Technology is always evolving. What couldn’t have been imagined 100 years ago is now in control of our lives. Internet, mobile phones, Tinder are all things we would struggle to live without.
In the fitness world, this works similarly. Exercise used to be done through manual labour and daily living (including moving 2.5-tonne limestone if you’re an Egyptian). Now the only ‘real’ way to exercise is in a gym with barbells and treadmills. And without uploading the workout to Instagram, does it actually count?
Another evolvement of technology is to assess how effective a workout has been. In the past, this was done by asking ourselves ‘how do you feel?’. But this was obviously not objective enough, so there are now trackers worn around the wrist which monitor heart rates. These trackers are able to calculate whether we’ve worked hard or not, in theory anyway. They can typically tell the time too, which in this unpunctual world should be appreciated!

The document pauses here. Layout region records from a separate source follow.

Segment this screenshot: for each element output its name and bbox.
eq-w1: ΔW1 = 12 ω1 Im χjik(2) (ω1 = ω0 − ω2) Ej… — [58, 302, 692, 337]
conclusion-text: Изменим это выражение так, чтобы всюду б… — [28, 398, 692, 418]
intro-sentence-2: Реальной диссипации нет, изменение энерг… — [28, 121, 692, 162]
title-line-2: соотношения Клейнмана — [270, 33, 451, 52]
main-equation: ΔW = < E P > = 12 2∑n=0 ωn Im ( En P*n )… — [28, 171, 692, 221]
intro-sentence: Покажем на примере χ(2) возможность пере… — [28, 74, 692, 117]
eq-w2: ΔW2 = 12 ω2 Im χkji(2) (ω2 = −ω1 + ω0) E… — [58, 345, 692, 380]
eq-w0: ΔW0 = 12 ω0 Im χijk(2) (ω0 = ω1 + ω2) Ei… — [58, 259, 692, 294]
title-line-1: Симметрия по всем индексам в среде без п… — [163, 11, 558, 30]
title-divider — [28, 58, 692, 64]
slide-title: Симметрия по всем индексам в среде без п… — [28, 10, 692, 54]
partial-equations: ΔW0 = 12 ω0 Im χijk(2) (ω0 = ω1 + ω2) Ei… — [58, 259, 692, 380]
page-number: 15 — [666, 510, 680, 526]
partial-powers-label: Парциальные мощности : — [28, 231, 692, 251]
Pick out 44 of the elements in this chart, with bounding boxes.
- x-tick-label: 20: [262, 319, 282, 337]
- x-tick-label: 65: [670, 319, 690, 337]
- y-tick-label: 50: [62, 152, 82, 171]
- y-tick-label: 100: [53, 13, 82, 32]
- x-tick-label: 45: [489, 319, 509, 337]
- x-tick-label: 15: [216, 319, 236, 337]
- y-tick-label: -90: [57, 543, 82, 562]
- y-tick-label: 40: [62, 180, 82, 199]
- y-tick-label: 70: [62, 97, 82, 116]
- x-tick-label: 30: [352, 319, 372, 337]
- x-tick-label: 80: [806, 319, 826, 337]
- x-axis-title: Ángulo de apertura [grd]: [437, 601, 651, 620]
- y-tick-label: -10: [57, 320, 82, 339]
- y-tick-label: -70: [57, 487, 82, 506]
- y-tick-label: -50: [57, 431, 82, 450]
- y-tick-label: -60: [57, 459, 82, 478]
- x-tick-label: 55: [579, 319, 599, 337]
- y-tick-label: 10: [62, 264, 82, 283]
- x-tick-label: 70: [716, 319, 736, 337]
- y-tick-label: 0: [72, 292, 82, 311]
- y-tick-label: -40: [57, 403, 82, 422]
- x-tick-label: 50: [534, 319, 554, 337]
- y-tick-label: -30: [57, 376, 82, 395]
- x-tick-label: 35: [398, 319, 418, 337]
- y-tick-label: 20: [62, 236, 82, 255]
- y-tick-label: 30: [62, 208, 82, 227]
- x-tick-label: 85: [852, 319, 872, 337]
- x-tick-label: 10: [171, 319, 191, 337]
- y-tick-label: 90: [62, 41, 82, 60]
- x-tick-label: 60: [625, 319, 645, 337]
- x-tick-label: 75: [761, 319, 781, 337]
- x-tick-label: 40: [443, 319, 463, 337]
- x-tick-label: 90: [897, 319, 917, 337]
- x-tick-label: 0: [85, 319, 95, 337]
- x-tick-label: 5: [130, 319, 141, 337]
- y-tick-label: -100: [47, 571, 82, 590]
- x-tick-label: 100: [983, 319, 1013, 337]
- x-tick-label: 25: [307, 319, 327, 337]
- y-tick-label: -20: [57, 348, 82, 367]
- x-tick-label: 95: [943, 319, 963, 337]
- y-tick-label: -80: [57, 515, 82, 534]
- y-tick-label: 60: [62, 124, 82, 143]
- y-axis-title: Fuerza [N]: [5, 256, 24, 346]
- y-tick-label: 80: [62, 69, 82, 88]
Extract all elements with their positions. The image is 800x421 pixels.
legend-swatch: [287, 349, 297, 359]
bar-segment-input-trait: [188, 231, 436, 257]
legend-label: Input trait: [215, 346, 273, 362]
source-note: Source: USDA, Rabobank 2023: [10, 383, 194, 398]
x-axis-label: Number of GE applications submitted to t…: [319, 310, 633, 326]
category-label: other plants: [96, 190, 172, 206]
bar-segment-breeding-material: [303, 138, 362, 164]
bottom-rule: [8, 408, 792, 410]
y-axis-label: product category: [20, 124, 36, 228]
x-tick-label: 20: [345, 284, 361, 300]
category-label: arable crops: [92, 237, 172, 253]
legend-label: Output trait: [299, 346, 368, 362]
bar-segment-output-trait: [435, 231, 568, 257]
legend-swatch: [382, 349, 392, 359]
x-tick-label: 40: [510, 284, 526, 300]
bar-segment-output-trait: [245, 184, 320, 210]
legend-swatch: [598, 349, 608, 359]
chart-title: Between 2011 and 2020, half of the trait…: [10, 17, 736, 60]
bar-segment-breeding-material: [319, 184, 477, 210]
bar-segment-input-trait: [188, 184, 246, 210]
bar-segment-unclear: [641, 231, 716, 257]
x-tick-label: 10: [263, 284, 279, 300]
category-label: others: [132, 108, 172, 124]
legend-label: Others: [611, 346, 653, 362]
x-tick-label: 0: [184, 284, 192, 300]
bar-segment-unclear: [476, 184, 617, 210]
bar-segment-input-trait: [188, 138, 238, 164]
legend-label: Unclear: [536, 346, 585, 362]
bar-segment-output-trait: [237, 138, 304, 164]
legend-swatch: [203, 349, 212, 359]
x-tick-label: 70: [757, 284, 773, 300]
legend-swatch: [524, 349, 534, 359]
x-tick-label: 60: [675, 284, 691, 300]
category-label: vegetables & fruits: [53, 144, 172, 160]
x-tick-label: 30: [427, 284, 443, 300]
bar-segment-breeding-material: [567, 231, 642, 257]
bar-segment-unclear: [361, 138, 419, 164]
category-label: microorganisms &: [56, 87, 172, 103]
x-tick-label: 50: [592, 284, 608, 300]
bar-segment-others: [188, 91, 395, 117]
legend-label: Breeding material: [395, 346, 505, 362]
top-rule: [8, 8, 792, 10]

Fitness trackers are incredibly popular today. Many different choices are available, with the most famous being Fitbit, Apple Watch and Samsung gear, to name but a few. Back in 2015, it was said 25 million people worldwide have some form of wearable fitness tracker, with this number expected to grow.
However, how confident are we that the trackers are actually accurate? Not all new technology has such an impact as the internet or mobile phones. In fact, very few ideas ever truly take off, remember the Knife-Wrench?
Portable heart rate monitors have been around since the 1980’s, however, have always needed a chest strap as well as a wrist receiver to calculate heart rate. In the last 10 years though, fitness trackers have used what is know as photoplethysmography (PPG) to asses heart rate, meaning only a wrist strap is needed.
PPG is a technique which uses a light (usually LED) on the back of the wrist strap. The light shines onto the skin which calculates changes in blood flow. Greater volumes of blood in the arteries cause changes in the direction of the light shining through. Heart rate is then assessed through the rate of changes in light. This non-invasive technique has become popular due to the relative ease it is able to detect heart rate.
There have been a couple of studies which have compared gold standard devices (chest and wrists strap) to PPG techniques such as Fitbit and Apple watches. One study tested people on a treadmill where they gradually increased their speed. The results were similar in both the gold standard and PPG techniques.
Another study had people cycle and use a treadmill, also gradually increasing the challenge of the exercise. Although this study too concluded similar results between the techniques, on closer inspection, there was almost a 10 beat difference between the chest-worn monitor and the Fitbit device. That’s quite a difference! Another issue with this study was that it was funded by Coca-Cola, who likely have a bias towards activity trackers working, to take notice away from unhealthy nutrition being the cause of poor health.
Some mixed results there. However, in total, there were only 72 people who took part in both studies. This isn’t a vast amount of subjects to make definitive conclusions from. There has actually been a third study which also found differences between the 2 techniques. However there were only 11 people in that study, so barely worth calling that science (I’m kidding, sort of).
So what conclusions can be made? When a wrist tracker is worn during a relatively steady state exercise session, heart rate appears to be reasonably accurate. For example, going to the gym and using a treadmill/cross trainer at a moderate intensity.
However, when intensity is increased quickly, large variances of heart rate occur. These types of changes in intensity are a regular occurrence throughout the day in most of us. Something as common as standing from a chair to grab the phone or chasing a bus can spike our heart rate. Recovery to normal levels should happen relatively quickly, but over the course of a day, these occurrences can cause misleading numbers on the trackers.
Therefore we should be cautious with how we interpret the readings we get from our fitness tracker. There are indeed benefits to them, especially when performing moderate aerobic exercise. Also, the trackers can be great for assessing how much we move by using the step count. But when doing higher intensities such as weightlifting of interval training, then a chest strap monitor would be a better choice.
Alternatively, using a vomit scale may be another option (1=no vomit, 10=all vomit, only vomit, oh god please stop*).